It’s been a week since my Apple Watch arrived.
I got the middle one because the screen doesn’t scratch.
The problem is – I hardly ever wear a watch. And when I do it is a thin tank watch that is light and hardly noticeable.
Still, I don’t want to study and write about generations without trying to know firsthand what I’m talking about.
The music blogger Bob Lefsetz sent out a fairly glowing email Saturday telling his many subscribers “You're gonna get one. You just don't know it yet.”
Then about eight hours later Lefsetz changed his tune once he got to know his Apple Watch. He said, “It’s a lousy watch”, “I can’t see it” and concluded, “My heart says to keep. My brain says no”.
Why the sudden change?
And why am I writing about a watch? You know radio people, if it’s not about a car radio, they’re really not worried about it.
They should be.
I thought Lefsetz was constipated he was so bitter. Don’t get me wrong – I love readying his stuff. He’s so right on when it comes to the music industry and lots of other things but he woke me up for a moment and reminded me why the Apple Watch will fail.
It’s for young people and he’s 60ish.
Young people can’t wait to get one on their wrists but a little thing called money gets in the way.
I saw a man Lefsetz’ age in the Apple store Saturday. And he wisely spent a full hour of premium One-on-One Service ($99 for the year) for a young sales clerk to teach him how to use it.
He left happy.
I am an Apple fan boy – and I still own a lot of their stock but you already know that.
Okay, here are my initial thoughts about the Apple Watch:
- It feels heavy on my wrist. I am aware of it. It pinches the hair on my arm sometimes and yet I love that it taps my wrist and rings softly when I get a new email or text message.
- And this I LOVE – text me and I can answer on my Watch. Just dictate the response and Siri spells it out for me to approve or I can send it in my best radio voice.
- You can’t use it to listen to music, which doesn’t interest me, but it sure interests a lot of other people. My plumber says he wants one because when he is working he can hear music on his wrist whichever sewer he happens to be working in (yes, he was working all day Thursday in a sewer).

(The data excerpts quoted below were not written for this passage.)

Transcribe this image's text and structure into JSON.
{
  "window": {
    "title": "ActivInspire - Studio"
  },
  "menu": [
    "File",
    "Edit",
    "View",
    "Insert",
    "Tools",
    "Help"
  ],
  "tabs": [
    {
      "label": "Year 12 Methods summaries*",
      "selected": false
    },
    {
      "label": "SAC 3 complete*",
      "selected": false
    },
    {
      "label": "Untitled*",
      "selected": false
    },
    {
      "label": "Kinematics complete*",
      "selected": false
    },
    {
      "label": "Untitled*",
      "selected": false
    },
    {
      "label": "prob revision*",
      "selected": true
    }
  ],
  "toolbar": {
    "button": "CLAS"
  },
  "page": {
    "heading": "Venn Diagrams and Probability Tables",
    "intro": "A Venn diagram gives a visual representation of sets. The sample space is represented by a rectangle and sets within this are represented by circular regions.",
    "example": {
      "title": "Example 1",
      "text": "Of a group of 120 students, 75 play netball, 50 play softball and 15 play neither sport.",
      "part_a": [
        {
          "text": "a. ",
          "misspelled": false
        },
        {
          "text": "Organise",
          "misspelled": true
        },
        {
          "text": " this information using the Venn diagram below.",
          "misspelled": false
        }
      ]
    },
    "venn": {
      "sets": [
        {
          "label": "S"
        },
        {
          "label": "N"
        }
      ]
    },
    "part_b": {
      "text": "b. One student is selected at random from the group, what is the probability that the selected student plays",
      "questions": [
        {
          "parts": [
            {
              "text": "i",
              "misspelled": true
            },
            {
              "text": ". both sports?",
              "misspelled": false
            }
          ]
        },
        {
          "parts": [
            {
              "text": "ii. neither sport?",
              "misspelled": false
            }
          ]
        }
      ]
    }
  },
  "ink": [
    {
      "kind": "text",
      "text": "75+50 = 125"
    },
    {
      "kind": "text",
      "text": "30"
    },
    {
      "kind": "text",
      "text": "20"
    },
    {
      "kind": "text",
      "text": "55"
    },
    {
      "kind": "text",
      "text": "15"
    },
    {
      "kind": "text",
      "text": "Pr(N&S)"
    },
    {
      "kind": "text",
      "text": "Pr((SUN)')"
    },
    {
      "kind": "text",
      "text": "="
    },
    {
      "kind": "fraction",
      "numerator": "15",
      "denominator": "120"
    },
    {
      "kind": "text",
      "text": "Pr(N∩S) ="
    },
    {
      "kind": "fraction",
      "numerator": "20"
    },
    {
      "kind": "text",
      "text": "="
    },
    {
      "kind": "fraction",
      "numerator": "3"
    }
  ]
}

- At lunch, my watch reminded me to get up and move. Sitting too long. It tells you how fast your heart is beating and lots of more serious health apps are on the way. The joke is that it will someday tell you in advance if you’re having a heart attack. For me, that heart attack would come when iHeartRadio stopped running 16 minutes of commercials an hour. That sounds like s@#t on an Apple Watch. Just sayin’.
- I flew from Philly to Phoenix Sunday and in flight had to disconnect from my iPhone, which is necessary to make notifications work on your watch. But it still told time and allowed me to track my 4 hour and 28 minute flight. Come on, you think the Apple Watch is a watch? A piece of jewelry? No way. It’s a mini-iPhone on your wrist.
- Another great use for the watch -- I can see Mike McVay make an ass of himself on Twitter asking why female program directors never apply to work at Cumulus. Hmmmm. Let me see …
- I get 300 emails a day. Now I can dismiss them or mark them as unread on my wrist so I have more time to write these articles for you.
- Can’t get the Internet on the watch and even so it doesn’t make you less distracted when you drive. We’re all too distracted and this watch doesn’t make that any better.
My problem is not that I don’t like it – quite the opposite.
It’s that I had better figure out how to get balance in my life with a laptop, iPad, iPhone and Apple Watch. My life is all in the Cloud and I need to remember to get back to earth.
Still, rejecting connectivity is not my mindset and I am devoted to using the Apple Watch as a tool for balance and not just another distraction.
If you’re done with any more technology, I’m down with it.
It’s your life.
My media friends should give it a try – after all, you’re not a dinosaur. Okay, some of you are, but not all.
If you plan on living in a world more and more influenced by 95 million Millennials, you have to be careful you’re not left to your own devices when theirs are so much cooler.